User Groups in AX 2009


With this, we had a very granular approach to permissions for users, and honestly for a lot of implementation projects this was an after thoughts, or something that was done closer to go live. Before the security profiler tool, this was a huge pain at times.: Dynamics AX 2009 Security Profiler tool

Now we have a whole new approach to security, based on Roles. This is a huge improvement that brings a lot of new scope possibilities actually, like segregation of duty, rule based-date effective assignment of privileges, and so forth. Because of this fact, security has a larger impact on design time, for when implementing AX 2012 for a client.

The very first impact that this has, is around customization and gap scope that comes out of discovery phase of a project. Typically a project creates functional requirements documentation as well as functional design documentation. This is driven by functional consultants, and role based security should be looked at now from a functional level.

This is no longer mostly a technical issue, but a functional need. Understanding what you can do with the new Role based security, can impact a functional design, and possibly even the nature of a process.

Going back to our first impact then, and what focus needs to be around the functional requirements and design documentation. Sessions should exists at this level, that list at least what Roles, Process Cycles, Duties & Privileges might be affected, or even need to be created as part of the design process.



Further, if as part of the initial go live, segregation of duty will impact the customer that AX is being implemented for, then the new functionality that enables this needs to be looked at. This is where a company can setup, based on privileges, which are high, medium and low risk, when a user is granted such privileges.



This focus at the functional requirements and design level, will help when it comes to the actual technical design, setup, modeling and development efforts. Doing this, will enable the technical engineer or architect to correctly lay out a technical design that meets the requirements, that has security at the forefront of such designs.

This is very important, and this impacts reports, forms, services, tables, etc. etc. It is a good point to state, that security keys still exists in AX 2012, but only for backwards compatibility. These are no longer used to help define role based security instead: privileges roll up into duties. Duties then in turn roll up into process cycles. Finally process cycles role up into Roles.
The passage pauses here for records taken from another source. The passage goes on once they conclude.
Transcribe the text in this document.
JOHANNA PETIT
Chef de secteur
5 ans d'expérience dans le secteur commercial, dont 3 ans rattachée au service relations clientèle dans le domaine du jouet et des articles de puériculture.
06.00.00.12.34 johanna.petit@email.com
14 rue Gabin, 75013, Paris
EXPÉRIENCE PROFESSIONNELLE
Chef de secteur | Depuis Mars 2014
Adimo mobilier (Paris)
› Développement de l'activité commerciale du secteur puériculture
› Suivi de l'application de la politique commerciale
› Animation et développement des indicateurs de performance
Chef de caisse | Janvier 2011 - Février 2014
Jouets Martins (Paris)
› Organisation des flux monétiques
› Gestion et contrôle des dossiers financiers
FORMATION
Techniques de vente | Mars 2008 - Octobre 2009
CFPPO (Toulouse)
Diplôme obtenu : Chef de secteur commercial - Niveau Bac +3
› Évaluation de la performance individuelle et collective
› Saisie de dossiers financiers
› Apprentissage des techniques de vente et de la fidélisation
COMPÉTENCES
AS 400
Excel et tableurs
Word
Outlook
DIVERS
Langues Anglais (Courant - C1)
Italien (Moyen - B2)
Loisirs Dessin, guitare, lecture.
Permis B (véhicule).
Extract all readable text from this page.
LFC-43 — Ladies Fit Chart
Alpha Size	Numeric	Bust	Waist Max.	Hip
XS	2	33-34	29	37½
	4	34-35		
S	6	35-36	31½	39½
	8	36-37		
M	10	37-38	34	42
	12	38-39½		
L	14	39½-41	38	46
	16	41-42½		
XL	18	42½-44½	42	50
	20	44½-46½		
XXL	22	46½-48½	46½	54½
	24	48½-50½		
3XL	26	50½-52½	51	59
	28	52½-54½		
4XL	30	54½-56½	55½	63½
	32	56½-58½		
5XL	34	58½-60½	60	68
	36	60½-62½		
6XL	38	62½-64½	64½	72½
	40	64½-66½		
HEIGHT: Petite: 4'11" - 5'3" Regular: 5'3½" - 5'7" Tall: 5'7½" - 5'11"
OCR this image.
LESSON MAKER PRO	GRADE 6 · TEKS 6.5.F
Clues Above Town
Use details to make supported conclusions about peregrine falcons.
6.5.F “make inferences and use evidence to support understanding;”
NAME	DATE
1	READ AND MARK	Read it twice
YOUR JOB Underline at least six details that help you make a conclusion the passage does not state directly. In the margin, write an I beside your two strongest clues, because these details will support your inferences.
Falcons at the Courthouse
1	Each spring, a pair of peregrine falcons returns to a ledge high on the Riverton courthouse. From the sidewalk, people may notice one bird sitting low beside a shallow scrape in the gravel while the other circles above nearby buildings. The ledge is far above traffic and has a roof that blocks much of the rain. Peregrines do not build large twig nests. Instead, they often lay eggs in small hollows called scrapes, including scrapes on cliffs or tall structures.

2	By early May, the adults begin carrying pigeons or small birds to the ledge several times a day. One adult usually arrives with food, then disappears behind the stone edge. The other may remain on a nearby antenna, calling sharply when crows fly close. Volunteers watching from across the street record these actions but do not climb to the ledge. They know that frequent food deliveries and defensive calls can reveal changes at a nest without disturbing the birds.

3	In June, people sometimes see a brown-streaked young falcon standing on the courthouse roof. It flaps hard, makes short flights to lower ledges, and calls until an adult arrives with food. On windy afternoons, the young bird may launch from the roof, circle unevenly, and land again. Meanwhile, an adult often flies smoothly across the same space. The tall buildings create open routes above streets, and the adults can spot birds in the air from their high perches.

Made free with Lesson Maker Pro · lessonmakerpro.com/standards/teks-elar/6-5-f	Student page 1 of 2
Since this is the case, when someone is developing or modeling custom scope, and artifacts, the level in which security is implied lives within a new Security tree node, as part of the AOT.



This deserves further dives, specifically around code permissions, and other topics that need real attention, more than they have ever needed before. There is real value however, that comes from understanding the impact that the new Role based security has on AX. Having this understanding means, great ROI for customers, and that my friends is the bottom line we are all after.